Arequipa is the second largest city in Peru, albeit with a population only about a tenth the size of Lima. Its historic centre is quite compact although from driving out of the city it seems to go on for miles. According to Alonso, our tour guide for next couple of days, Arequipa has grown too fast for its infrastructure. Until the 1990s people were moving from rural areas in large numbers to escape terrorism. Despite this threat having subsided, they are still moving here to better themselves economically. However they often end up living in slums and shanty towns on the outskirts of the city.
We headed upwards in altitude for a long time with the odd stop to enjoy the scenery and purchase some handicrafts. At one point, a shepherd had brought his group of llamas (I’m not sure of collective name) to the side of the road. For a small donation you could have a llama selfie. They may have possibly been alpacas but I can’t remember how to tell the difference! The animals seemed professionals at this, having probably previously posed for thousands of photos. I had a go but didn’t want to get too close in case I picked a grumpy one that would spit on me or take a nibble at my face.
We reached the highest point of the trip at a pass through the mountains where the altitude was over 4900m. The bus pulled over to give us the opportunity to take some photos of the stunning scenery. Alonso warned us to get straight back onto the bus if we felt faint or dizzy as he’s had people pass out here in the past. I’d come from almost sea level on Sunday and a despite a day at around 2000m in Arequipa yesterday, I felt a bit unwell here. The best way to describe the feeling is that it’s a bit like after being drunk and the alcohol is wearing off. You still feel light-headed, yet conscious of what is happening. I dread to think what my sats must have been. As we drove down into the valley to around a more manageable 3300m I soon perked up.

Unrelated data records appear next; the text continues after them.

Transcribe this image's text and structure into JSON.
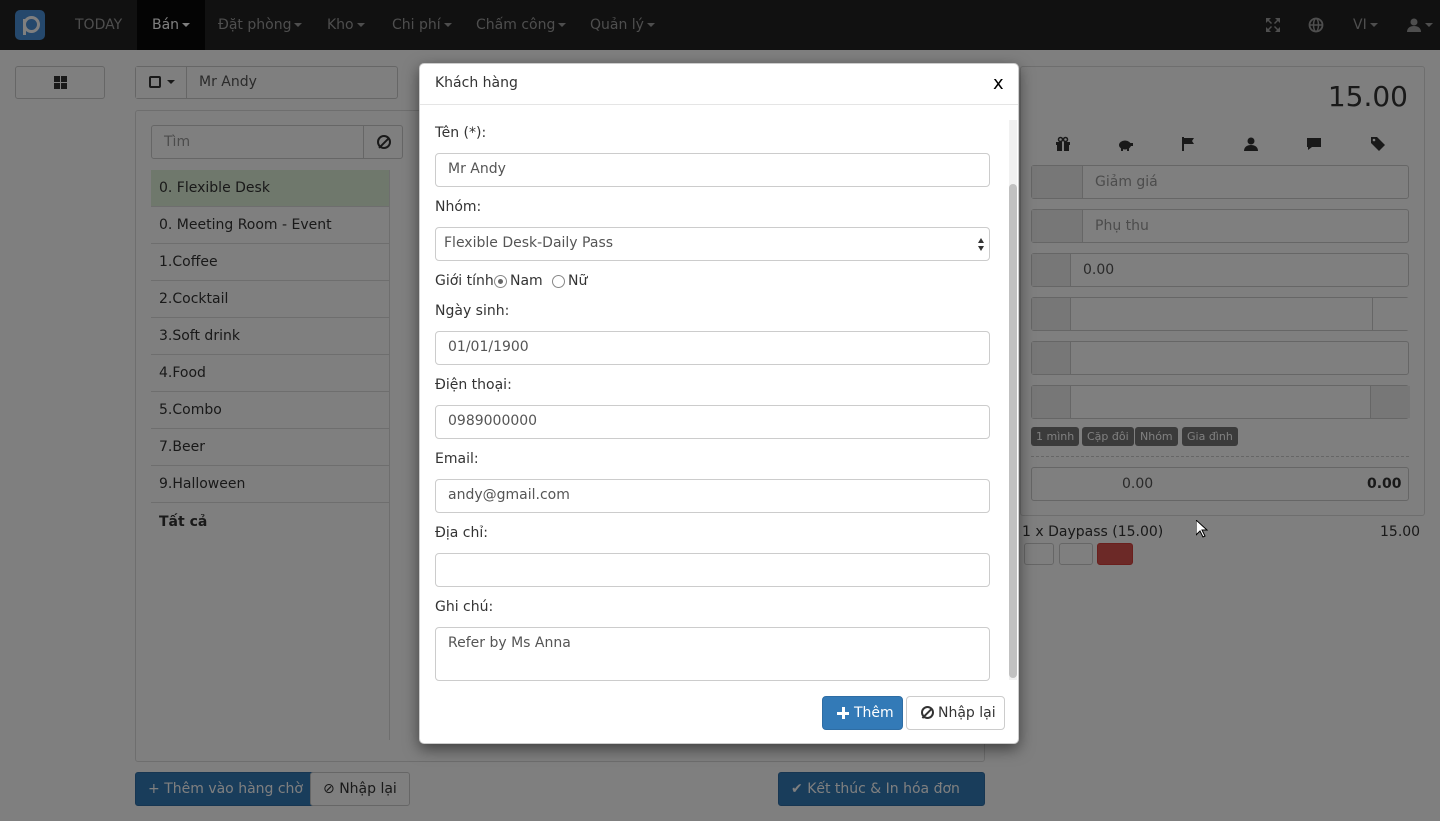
{
  "nav": {
    "today": "TODAY",
    "ban": "Bán",
    "dat_phong": "Đặt phòng",
    "kho": "Kho",
    "chi_phi": "Chi phí",
    "cham_cong": "Chấm công",
    "quan_ly": "Quản lý",
    "lang": "VI"
  },
  "customer_box": {
    "value": "Mr Andy"
  },
  "search": {
    "placeholder": "Tìm"
  },
  "categories": [
    "0. Flexible Desk",
    "0. Meeting Room - Event",
    "1.Coffee",
    "2.Cocktail",
    "3.Soft drink",
    "4.Food",
    "5.Combo",
    "7.Beer",
    "9.Halloween",
    "Tất cả"
  ],
  "right": {
    "total": "15.00",
    "discount_placeholder": "Giảm giá",
    "surcharge_placeholder": "Phụ thu",
    "flag_value": "0.00",
    "tags": [
      "1 mình",
      "Cặp đôi",
      "Nhóm",
      "Gia đình"
    ],
    "pay_value": "0.00",
    "change_value": "0.00",
    "order_line": "1 x Daypass (15.00)",
    "order_amount": "15.00"
  },
  "bottom": {
    "add_queue": "Thêm vào hàng chờ",
    "reset": "Nhập lại",
    "finish": "Kết thúc & In hóa đơn"
  },
  "modal": {
    "title": "Khách hàng",
    "close": "x",
    "name_label": "Tên (*):",
    "name_value": "Mr Andy",
    "group_label": "Nhóm:",
    "group_value": "Flexible Desk-Daily Pass",
    "gender_label": "Giới tính:",
    "gender_male": "Nam",
    "gender_female": "Nữ",
    "dob_label": "Ngày sinh:",
    "dob_value": "01/01/1900",
    "phone_label": "Điện thoại:",
    "phone_value": "0989000000",
    "email_label": "Email:",
    "email_value": "andy@gmail.com",
    "address_label": "Địa chỉ:",
    "address_value": "",
    "note_label": "Ghi chú:",
    "note_value": "Refer by Ms Anna",
    "add_button": "Thêm",
    "reset_button": "Nhập lại"
  }
}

The Colca Valley is a sight to behold. The surrounding mountains, rock formations and agricultural terraces are breathtaking. We stayed in the largest town in the valley, Chivay. There seems to be lots of tourist infrastructure here for such a relatively small and remote place. The 2-day tour cost only $2 more than the one-day option and this included overnight accommodation. I was curious to see what this lodging would be. It was a pleasant surprise to discover I had a private hotel room rather than a hostel. Although the decor had bit of a 1970s throwback feel, there was hot water and electricity which are not always a given in remote areas. There was no WiFi but what do you expect for that price?

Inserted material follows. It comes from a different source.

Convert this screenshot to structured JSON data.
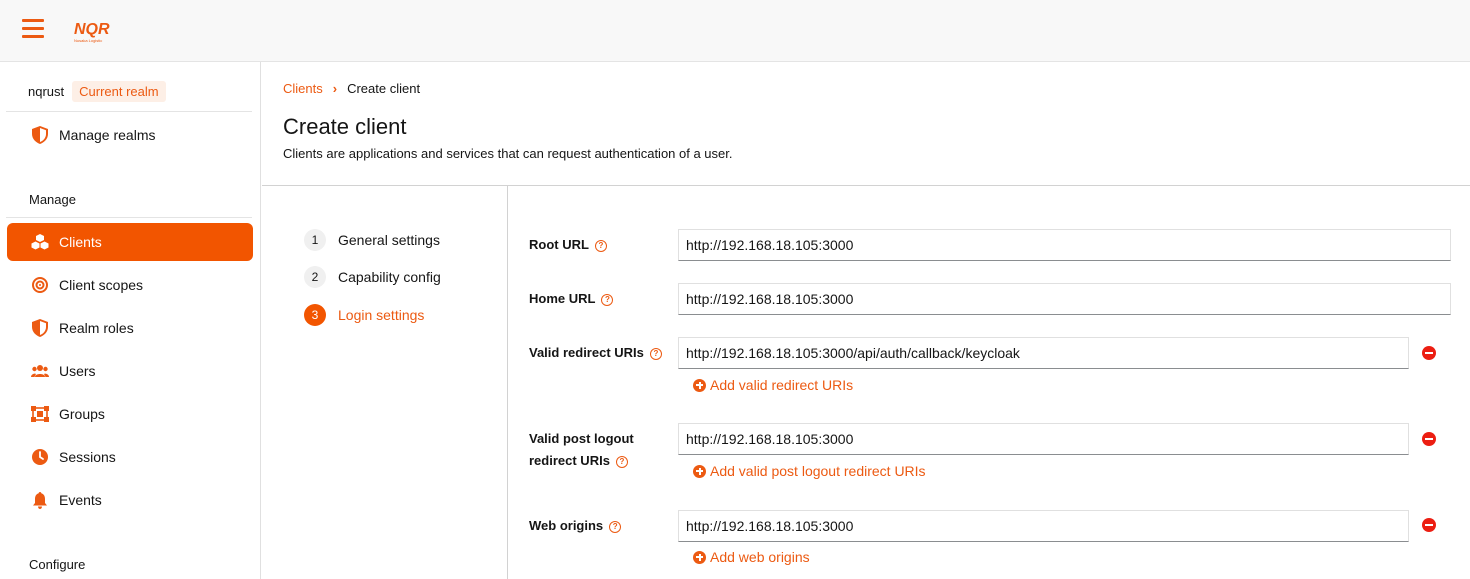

Alonso took us for an afternoon walk. It was nothing too strenuous, about 2km or so. This provided more great views of the area. We finished up at some hot springs that were essentially an outdoor pool containing thermal water. Warning signs advised not to stay in the springs for more than half an hour and to have a good shower afterwards. This was because if minerals from the water were absorbed into the skin we could experience all sorts of effects. These included high blood pressure, headaches, insomnia, and other things you could do without. With that warning I didn’t risk more than 15 minutes and didn’t put my head under.

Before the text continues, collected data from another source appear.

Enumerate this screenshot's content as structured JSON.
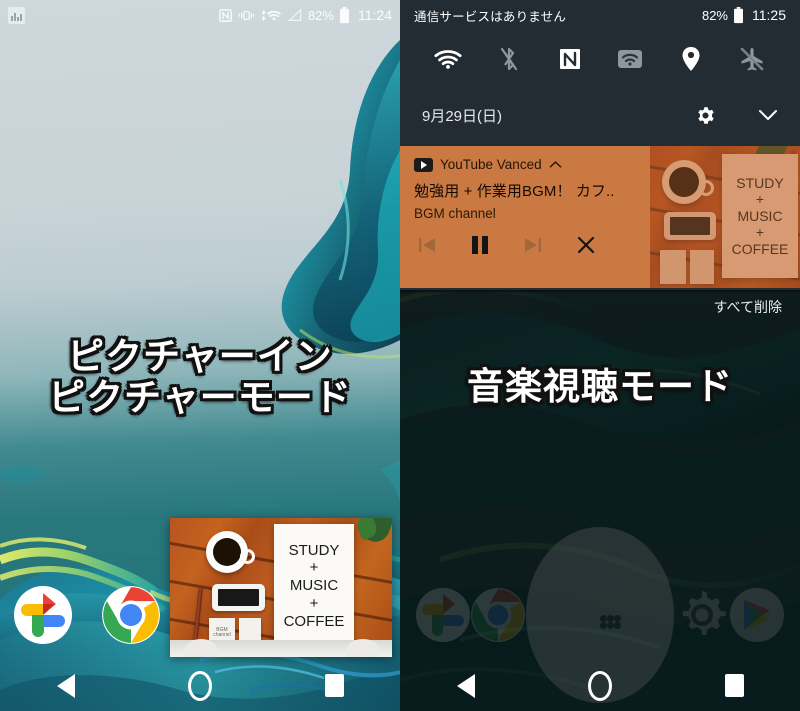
{
  "left_panel": {
    "status_bar": {
      "notification_icon": "screenshot-image-icon",
      "icons": [
        "nfc-icon",
        "vibrate-icon",
        "wifi-icon",
        "signal-no-service-icon"
      ],
      "battery_percent": "82%",
      "battery_icon": "battery-full-icon",
      "time": "11:24"
    },
    "overlay_label": "ピクチャーイン\nピクチャーモード",
    "overlay_label_line1": "ピクチャーイン",
    "overlay_label_line2": "ピクチャーモード",
    "pip_window": {
      "name": "picture-in-picture-window",
      "poster_lines": [
        "STUDY",
        "+",
        "MUSIC",
        "+",
        "COFFEE"
      ],
      "note_card_text": "BGM\nchannel"
    },
    "dock": [
      {
        "label": "Google Photos",
        "icon": "google-photos-icon"
      },
      {
        "label": "Chrome",
        "icon": "chrome-icon"
      }
    ],
    "navbar": [
      {
        "label": "戻る",
        "icon": "back-triangle-icon"
      },
      {
        "label": "ホーム",
        "icon": "home-circle-icon"
      },
      {
        "label": "履歴",
        "icon": "recents-square-icon"
      }
    ]
  },
  "right_panel": {
    "status_bar": {
      "carrier_text": "通信サービスはありません",
      "battery_percent": "82%",
      "battery_icon": "battery-full-icon",
      "time": "11:25"
    },
    "quick_settings": [
      {
        "name": "wifi-tile",
        "icon": "wifi-icon",
        "state": "on"
      },
      {
        "name": "bluetooth-tile",
        "icon": "bluetooth-off-icon",
        "state": "off"
      },
      {
        "name": "nfc-tile",
        "icon": "nfc-icon",
        "state": "on"
      },
      {
        "name": "hotspot-tile",
        "icon": "hotspot-icon",
        "state": "on"
      },
      {
        "name": "location-tile",
        "icon": "location-pin-icon",
        "state": "on"
      },
      {
        "name": "airplane-tile",
        "icon": "airplane-off-icon",
        "state": "off"
      }
    ],
    "date_row": {
      "date": "9月29日(日)",
      "settings_icon": "gear-icon",
      "expand_icon": "chevron-down-icon"
    },
    "notification": {
      "app_name": "YouTube Vanced",
      "app_icon": "youtube-icon",
      "collapse_icon": "chevron-up-icon",
      "title": "勉強用 + 作業用BGM！ カフ..",
      "subtitle": "BGM channel",
      "controls": [
        {
          "name": "previous-button",
          "icon": "skip-previous-icon",
          "active": false
        },
        {
          "name": "pause-button",
          "icon": "pause-icon",
          "active": true
        },
        {
          "name": "next-button",
          "icon": "skip-next-icon",
          "active": false
        },
        {
          "name": "dismiss-button",
          "icon": "close-x-icon",
          "active": true
        }
      ],
      "artwork_lines": [
        "STUDY",
        "+",
        "MUSIC",
        "+",
        "COFFEE"
      ],
      "background_color": "#cb7942"
    },
    "clear_all_label": "すべて削除",
    "overlay_label": "音楽視聴モード",
    "dock": [
      {
        "label": "Google Photos",
        "icon": "google-photos-icon"
      },
      {
        "label": "Chrome",
        "icon": "chrome-icon"
      },
      {
        "label": "アプリ一覧",
        "icon": "app-drawer-icon"
      },
      {
        "label": "設定",
        "icon": "gear-icon"
      },
      {
        "label": "Play ストア",
        "icon": "play-store-icon"
      }
    ],
    "navbar": [
      {
        "label": "戻る",
        "icon": "back-triangle-icon"
      },
      {
        "label": "ホーム",
        "icon": "home-circle-icon"
      },
      {
        "label": "履歴",
        "icon": "recents-square-icon"
      }
    ]
  },
  "colors": {
    "notification_orange": "#cb7942",
    "shade_dark": "#232c33",
    "wallpaper_teal": "#1f6f76",
    "wallpaper_sky": "#cfd8dc"
  }
}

At night we were given the option to attend one of those traditional singing and dancing Inca shows. I gave this a miss as I can’t stand that sort of occasion. They always feel a bit awkward and often people sense my fear and drag me up to dance. This is one my worst nightmares, especially when sober! Instead I decided to contribute to the local economy by having a drink in Chivay’s Irish bar. I only had one though as we were getting picked up at 6 o’clock tomorrow morning. There was no need for an alarm clock as dogs barking and fighting outside my room meant I was wide awake long before daylight.